E' il quinto trimestre consecutivo che il retailer segna una flessione degli utili, sui quali hanno ovviamente pesato anche l'impennata dei listini del cotone di inizio 2011 e l'aumento del costo del lavoro in Asia, che ha suggerito a moltissime catene di abbigliamento un riposizionamento strategico dalla Cina ad altri Paesi limitrofi (come il Vietnam).
Il Ceo Karl-Johan Persson ha comunque assicurato che "H&M ha continuato a conquistare quote di mercato in uno dei periodi più complessi per l'industria della moda in molti Paesi", aggiungendo che "la situazione nei mercati di approvvigionamenti sta cambiando molto" (vedi scioperi spontanei in molte zone della Cina, mai visti prima, per conquistare condizioni salariali e ambientali meno svantaggiose).

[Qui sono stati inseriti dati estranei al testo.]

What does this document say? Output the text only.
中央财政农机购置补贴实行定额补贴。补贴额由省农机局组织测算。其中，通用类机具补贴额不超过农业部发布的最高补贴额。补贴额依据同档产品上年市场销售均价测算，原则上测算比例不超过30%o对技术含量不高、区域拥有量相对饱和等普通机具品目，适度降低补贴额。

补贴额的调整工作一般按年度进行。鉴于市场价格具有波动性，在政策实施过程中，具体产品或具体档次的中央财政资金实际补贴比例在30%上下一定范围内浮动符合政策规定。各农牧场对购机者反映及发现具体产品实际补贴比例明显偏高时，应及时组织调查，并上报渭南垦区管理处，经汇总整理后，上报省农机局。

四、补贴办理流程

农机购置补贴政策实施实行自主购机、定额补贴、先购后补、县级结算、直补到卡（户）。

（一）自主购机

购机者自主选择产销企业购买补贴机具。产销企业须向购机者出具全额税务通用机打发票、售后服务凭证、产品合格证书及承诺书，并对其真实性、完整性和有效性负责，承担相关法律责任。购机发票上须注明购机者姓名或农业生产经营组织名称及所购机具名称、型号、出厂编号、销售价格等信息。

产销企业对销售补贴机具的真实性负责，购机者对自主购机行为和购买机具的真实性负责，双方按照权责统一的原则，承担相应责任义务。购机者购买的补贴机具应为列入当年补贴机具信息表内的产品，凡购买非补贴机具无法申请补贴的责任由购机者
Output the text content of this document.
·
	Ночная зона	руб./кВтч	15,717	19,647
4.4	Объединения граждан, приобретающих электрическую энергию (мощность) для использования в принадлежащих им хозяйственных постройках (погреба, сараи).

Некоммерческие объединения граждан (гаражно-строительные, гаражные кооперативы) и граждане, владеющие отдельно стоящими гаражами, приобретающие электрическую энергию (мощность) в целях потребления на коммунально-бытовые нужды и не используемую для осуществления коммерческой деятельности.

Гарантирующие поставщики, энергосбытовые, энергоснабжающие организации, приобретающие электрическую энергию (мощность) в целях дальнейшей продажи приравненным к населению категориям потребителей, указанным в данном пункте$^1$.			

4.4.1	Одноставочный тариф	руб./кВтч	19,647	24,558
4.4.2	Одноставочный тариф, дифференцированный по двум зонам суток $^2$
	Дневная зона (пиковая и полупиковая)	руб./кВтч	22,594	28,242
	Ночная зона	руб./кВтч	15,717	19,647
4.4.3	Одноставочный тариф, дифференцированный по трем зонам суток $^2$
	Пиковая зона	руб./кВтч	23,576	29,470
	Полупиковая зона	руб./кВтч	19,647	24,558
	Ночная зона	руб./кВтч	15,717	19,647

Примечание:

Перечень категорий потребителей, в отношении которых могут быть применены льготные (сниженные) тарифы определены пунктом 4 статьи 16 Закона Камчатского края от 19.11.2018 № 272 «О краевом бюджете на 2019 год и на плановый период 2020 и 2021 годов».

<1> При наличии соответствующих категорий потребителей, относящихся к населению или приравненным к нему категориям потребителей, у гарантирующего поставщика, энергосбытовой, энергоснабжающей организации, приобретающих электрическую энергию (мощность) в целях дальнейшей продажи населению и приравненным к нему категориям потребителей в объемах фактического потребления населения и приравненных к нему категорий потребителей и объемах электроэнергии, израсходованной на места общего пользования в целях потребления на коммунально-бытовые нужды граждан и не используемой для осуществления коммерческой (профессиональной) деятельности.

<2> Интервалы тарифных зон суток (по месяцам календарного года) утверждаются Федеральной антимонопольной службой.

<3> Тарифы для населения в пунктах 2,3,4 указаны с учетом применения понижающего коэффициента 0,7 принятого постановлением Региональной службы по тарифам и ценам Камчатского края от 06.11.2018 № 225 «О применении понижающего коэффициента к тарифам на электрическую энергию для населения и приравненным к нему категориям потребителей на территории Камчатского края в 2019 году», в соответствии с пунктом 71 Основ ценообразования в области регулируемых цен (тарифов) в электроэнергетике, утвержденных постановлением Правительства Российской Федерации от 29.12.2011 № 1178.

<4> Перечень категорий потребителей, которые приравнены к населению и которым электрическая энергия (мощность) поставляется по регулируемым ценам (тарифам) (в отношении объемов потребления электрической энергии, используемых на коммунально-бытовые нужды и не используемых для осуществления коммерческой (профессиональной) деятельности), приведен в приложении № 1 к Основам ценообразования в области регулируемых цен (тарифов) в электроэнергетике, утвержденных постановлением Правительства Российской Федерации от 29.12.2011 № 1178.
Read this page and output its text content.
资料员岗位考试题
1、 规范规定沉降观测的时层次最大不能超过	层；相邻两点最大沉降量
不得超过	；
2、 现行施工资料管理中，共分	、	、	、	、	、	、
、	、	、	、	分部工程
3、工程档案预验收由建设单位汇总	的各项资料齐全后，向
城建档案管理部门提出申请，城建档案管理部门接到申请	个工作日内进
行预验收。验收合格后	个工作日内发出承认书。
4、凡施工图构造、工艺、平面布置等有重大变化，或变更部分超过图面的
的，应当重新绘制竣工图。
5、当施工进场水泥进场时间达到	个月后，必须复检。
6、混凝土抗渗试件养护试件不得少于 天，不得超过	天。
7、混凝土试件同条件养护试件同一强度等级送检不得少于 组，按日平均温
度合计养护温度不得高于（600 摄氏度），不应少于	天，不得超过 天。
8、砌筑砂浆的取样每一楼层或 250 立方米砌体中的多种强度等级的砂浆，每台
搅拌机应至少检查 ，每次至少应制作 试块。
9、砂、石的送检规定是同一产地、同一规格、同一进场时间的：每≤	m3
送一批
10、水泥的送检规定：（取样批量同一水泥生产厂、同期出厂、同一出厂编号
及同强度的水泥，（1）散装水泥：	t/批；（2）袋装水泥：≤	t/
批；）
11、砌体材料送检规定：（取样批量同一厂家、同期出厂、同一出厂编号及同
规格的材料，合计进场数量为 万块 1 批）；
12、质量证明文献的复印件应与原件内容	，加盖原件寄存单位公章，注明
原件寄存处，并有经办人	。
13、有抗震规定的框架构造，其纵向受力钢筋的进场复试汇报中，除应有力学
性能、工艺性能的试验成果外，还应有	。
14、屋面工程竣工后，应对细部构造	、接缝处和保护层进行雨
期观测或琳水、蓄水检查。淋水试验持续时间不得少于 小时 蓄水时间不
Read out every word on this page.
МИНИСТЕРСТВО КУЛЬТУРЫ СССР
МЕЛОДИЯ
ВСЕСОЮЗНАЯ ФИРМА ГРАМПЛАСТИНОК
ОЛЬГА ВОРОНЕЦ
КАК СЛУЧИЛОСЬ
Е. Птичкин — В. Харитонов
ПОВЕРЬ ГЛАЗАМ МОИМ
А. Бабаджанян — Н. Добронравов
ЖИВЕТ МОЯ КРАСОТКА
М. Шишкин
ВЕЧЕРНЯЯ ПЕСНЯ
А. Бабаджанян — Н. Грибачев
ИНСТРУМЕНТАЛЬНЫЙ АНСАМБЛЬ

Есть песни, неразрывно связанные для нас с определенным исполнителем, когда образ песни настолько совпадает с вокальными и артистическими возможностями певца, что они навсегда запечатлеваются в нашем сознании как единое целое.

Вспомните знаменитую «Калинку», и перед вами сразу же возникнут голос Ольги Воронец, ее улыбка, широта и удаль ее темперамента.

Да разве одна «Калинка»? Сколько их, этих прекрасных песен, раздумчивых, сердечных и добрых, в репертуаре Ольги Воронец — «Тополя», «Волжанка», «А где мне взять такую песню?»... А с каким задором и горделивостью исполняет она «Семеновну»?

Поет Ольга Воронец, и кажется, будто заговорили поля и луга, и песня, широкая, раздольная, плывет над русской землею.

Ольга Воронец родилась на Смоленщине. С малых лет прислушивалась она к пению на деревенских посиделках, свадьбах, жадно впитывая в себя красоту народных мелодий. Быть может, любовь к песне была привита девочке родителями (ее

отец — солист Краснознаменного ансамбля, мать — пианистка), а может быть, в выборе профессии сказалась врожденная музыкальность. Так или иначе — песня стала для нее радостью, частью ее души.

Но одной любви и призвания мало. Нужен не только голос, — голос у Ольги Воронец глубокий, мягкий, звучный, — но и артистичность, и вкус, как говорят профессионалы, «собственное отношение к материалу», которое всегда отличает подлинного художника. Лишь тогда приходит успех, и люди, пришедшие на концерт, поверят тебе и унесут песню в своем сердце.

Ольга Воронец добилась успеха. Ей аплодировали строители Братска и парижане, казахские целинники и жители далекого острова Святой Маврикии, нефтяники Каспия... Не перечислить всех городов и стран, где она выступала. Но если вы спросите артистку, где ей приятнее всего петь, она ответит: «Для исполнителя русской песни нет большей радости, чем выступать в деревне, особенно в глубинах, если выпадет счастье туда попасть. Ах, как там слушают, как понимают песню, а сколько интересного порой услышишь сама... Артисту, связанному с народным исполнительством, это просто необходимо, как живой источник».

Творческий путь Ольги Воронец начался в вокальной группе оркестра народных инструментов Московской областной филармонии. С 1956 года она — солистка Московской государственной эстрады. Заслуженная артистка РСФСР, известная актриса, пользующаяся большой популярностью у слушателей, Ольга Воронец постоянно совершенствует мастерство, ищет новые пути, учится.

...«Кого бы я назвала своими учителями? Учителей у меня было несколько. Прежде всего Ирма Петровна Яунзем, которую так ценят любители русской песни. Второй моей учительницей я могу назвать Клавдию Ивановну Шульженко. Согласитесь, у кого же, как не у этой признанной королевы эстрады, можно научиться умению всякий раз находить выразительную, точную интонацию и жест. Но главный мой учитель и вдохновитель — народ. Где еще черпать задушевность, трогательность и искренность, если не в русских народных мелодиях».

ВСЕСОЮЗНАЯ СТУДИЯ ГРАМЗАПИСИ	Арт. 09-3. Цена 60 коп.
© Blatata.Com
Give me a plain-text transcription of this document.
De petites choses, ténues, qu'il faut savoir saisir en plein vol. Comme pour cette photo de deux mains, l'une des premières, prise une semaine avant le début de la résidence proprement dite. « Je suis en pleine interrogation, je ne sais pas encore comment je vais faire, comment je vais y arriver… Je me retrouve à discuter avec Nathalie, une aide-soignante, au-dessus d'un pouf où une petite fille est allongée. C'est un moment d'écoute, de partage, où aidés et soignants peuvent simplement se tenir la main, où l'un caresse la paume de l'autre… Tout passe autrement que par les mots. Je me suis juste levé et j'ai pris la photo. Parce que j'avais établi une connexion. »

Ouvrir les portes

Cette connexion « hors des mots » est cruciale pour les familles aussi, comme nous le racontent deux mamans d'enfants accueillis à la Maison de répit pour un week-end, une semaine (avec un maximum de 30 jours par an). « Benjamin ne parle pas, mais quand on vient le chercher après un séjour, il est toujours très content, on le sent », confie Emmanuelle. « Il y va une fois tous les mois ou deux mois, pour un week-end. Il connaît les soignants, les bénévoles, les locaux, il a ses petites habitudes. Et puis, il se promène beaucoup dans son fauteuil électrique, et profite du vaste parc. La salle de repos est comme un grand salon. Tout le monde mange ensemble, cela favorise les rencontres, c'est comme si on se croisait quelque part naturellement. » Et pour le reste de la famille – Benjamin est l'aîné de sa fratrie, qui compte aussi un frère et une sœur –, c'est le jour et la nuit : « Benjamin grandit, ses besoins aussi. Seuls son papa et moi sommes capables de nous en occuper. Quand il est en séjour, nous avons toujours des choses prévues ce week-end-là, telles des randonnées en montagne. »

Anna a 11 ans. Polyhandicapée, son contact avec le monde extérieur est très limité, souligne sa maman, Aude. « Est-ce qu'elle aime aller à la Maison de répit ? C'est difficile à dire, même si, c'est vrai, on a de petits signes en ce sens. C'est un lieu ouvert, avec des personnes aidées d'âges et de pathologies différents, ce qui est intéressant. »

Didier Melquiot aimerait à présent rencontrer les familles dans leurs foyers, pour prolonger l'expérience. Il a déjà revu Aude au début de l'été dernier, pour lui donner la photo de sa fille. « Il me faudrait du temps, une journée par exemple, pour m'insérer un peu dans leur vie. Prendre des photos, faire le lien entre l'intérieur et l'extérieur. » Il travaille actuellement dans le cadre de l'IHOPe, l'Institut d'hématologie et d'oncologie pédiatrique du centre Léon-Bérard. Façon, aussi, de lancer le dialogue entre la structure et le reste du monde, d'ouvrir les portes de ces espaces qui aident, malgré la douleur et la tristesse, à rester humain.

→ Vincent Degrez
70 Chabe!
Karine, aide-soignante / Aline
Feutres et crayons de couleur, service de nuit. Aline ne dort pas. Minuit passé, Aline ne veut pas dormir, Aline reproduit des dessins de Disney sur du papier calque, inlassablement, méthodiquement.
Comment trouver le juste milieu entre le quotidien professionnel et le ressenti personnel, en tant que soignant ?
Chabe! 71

Nel quarto trimestre le vendite, esclusa Iva, sono cresciute a 30,95 miliardi di corone (+4,2%), con un aumento del 13% in dicembre (+4% nei negozi aperti da più di un anno). Per l'intero esercizio, il fatturato è aumentato dell'8% in valuta locale a 110 miliardi circa (anche qui, pesanti ripercussioni dall'effetto valuta).
Il margine lordo è pari al 61,9% rispetto al 63,2% un anno prima. Motivi? Aumento dei costi, appunto, e aumento dei saldi.
Per l'anno finanziario 2010-11, infine, il board ha proposto la distribuzione di un dividendo di 9,50 corone, invariato.
La capitalizzazione di mercato è di 371 miliardi di corone.
Nell'anno fiscale sono stati aperti 266 negozi: Cina, Usa, Gran Bretagna e Germania sono i mercati dove si sta spingendo di più sull'acceleratore.